(Dies ist ein Dokument der Wolfsjagd-Orga, www.wolfsjagd-larp.de, das wir für unsere Veranstaltung mitbenutzen dürfen und deren Kanon wir benutzen)
Hintergrundinfos zur Epoche
Die hier aufgeführten Hintergrund-Infos dienen dazu, euch ein Gefühl für das Setting zu geben. Ihr müsst euch nicht alles merken. Relevant ist, was in euren Charakteren steht. Die dort beschriebenen Ereignisse, politischen Verbindungen, Namen, Verwandtschaften, uvm. sind an die historischen Gegebenheiten angelehnt, aber im Sinne der Einfachheit und künstlerischen Freiheit frei interpretiert und angepasst.
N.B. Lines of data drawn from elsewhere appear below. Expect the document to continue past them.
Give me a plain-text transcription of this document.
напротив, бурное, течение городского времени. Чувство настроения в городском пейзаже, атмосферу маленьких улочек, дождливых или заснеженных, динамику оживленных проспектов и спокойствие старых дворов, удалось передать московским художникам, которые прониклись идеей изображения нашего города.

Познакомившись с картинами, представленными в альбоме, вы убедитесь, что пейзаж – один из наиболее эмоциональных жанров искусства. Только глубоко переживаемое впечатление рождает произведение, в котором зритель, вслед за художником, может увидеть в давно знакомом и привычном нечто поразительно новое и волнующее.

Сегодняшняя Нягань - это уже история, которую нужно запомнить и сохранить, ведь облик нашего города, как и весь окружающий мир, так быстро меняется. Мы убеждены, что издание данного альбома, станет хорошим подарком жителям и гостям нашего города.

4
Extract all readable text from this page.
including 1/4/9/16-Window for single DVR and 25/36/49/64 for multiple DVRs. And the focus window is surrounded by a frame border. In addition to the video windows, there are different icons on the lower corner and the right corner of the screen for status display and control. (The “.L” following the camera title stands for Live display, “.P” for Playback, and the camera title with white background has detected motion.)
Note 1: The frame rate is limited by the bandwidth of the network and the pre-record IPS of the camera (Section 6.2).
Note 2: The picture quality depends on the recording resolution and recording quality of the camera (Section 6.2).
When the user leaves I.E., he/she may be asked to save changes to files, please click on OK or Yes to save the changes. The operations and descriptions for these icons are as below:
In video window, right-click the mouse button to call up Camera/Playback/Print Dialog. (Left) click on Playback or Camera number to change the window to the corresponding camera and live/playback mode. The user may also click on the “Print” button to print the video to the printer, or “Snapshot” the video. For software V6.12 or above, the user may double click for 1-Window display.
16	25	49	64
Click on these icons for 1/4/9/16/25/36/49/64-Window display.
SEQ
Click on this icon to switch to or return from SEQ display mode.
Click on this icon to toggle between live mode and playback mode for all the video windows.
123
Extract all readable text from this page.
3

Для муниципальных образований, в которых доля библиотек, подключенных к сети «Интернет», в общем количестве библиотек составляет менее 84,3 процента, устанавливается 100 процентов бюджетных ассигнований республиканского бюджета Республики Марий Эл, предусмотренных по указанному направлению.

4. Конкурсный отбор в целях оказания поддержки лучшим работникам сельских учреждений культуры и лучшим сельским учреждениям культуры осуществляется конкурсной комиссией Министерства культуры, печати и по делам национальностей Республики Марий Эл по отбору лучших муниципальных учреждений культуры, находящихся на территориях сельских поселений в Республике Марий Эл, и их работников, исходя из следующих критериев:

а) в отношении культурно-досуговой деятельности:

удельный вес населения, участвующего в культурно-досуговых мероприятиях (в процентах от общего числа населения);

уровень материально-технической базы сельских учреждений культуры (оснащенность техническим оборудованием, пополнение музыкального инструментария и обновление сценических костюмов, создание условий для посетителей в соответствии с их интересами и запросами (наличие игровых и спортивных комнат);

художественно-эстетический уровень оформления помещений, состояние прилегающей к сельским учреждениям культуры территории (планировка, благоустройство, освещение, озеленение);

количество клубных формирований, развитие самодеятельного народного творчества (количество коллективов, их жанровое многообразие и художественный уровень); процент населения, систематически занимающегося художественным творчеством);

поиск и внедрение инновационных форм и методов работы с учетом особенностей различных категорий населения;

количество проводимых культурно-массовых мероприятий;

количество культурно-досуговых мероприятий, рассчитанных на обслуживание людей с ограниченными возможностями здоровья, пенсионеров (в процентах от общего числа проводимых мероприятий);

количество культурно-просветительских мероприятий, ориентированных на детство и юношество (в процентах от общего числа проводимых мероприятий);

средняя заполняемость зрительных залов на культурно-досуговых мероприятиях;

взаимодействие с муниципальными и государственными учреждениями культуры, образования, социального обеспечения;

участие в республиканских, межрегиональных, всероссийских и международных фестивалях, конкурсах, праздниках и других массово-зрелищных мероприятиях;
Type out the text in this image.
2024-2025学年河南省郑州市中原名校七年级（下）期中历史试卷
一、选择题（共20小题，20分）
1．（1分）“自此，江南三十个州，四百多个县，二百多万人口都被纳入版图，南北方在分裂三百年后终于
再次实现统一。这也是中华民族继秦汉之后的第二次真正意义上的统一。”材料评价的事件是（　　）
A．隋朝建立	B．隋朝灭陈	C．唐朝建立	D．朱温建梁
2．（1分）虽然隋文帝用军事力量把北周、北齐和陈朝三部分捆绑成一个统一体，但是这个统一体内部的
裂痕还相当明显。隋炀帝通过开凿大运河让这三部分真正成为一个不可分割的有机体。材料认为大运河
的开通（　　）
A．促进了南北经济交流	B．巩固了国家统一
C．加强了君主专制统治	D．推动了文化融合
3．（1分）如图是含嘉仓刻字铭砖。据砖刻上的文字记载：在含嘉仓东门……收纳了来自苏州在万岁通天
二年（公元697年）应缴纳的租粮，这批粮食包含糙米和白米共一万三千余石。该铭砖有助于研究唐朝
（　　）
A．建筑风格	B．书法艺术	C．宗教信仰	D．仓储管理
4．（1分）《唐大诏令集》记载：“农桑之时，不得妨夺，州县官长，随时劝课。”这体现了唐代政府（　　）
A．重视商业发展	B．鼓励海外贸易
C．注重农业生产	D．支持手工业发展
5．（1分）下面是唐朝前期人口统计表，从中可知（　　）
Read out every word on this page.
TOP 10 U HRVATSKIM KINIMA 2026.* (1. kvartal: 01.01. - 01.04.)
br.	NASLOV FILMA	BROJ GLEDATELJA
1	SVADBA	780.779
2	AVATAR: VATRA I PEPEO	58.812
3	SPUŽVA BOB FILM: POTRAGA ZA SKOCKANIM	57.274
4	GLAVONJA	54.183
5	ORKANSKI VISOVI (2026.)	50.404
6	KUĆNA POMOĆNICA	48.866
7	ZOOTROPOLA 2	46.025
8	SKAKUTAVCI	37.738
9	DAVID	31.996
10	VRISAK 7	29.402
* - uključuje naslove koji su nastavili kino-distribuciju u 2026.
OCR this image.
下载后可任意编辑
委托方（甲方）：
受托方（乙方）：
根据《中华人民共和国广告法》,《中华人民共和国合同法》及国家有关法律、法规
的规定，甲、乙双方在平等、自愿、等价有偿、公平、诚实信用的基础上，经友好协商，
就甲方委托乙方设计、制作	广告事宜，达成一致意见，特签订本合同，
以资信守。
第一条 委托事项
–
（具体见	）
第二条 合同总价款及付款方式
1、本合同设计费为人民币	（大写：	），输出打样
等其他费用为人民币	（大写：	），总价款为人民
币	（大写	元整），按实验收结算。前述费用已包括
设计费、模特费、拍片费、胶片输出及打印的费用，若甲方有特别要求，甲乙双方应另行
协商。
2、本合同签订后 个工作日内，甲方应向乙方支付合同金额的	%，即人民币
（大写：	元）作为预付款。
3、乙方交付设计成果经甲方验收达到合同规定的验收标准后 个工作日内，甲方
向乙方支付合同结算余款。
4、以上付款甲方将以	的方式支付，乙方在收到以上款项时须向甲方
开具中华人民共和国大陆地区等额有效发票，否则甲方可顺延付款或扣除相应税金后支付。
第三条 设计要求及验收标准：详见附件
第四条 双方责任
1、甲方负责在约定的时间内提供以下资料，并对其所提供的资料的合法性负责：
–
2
Aberglaube im 18. Jahrhundert
Allgemein
Auszüge aus Fachliteratur: Die Aufklärung, Europa im 18. Jahrhundert / Barbara Stollberg-Rilinger:
S.73: Die bäuerliche Gesellschaft war für die aufklärerischen Bildungsbemühungen und obrigkeitlichen Gesetze keineswegs so dankbar, wie deren Befürworter erwarteten. Sie verfügte vielmehr über ein eigenes Normensystem, das nicht weniger rigide war als das neu verordnete, aber anderen Leitlinien folgte. Da die bäuerliche Kultur noch vorwiegend schriftlos war, ist es schwierig, diese Normen zu rekonstruieren […] Der „Landmann“ [erscheint] als abergläubisch und magischen Praktiken zugetan, wenig leistungsbereit, zu Müßiggang und Verschwendung neigend, unbeherrscht, gewalttätig und von lascher Sexualmoral, vor allem aber rückwärtsgewandt und allen Neuerungen abgeneigt. […] Die große Vielfalt magischer Praktiken, die mit christlichen Glaubensformen und -inhalten verquickt waren, entsprachen der Erfordernis, das Wirken der Naturkräfte, von denen man existentiell abhängig war, verständlich zu deuten und unter Kontrolle zu bringen.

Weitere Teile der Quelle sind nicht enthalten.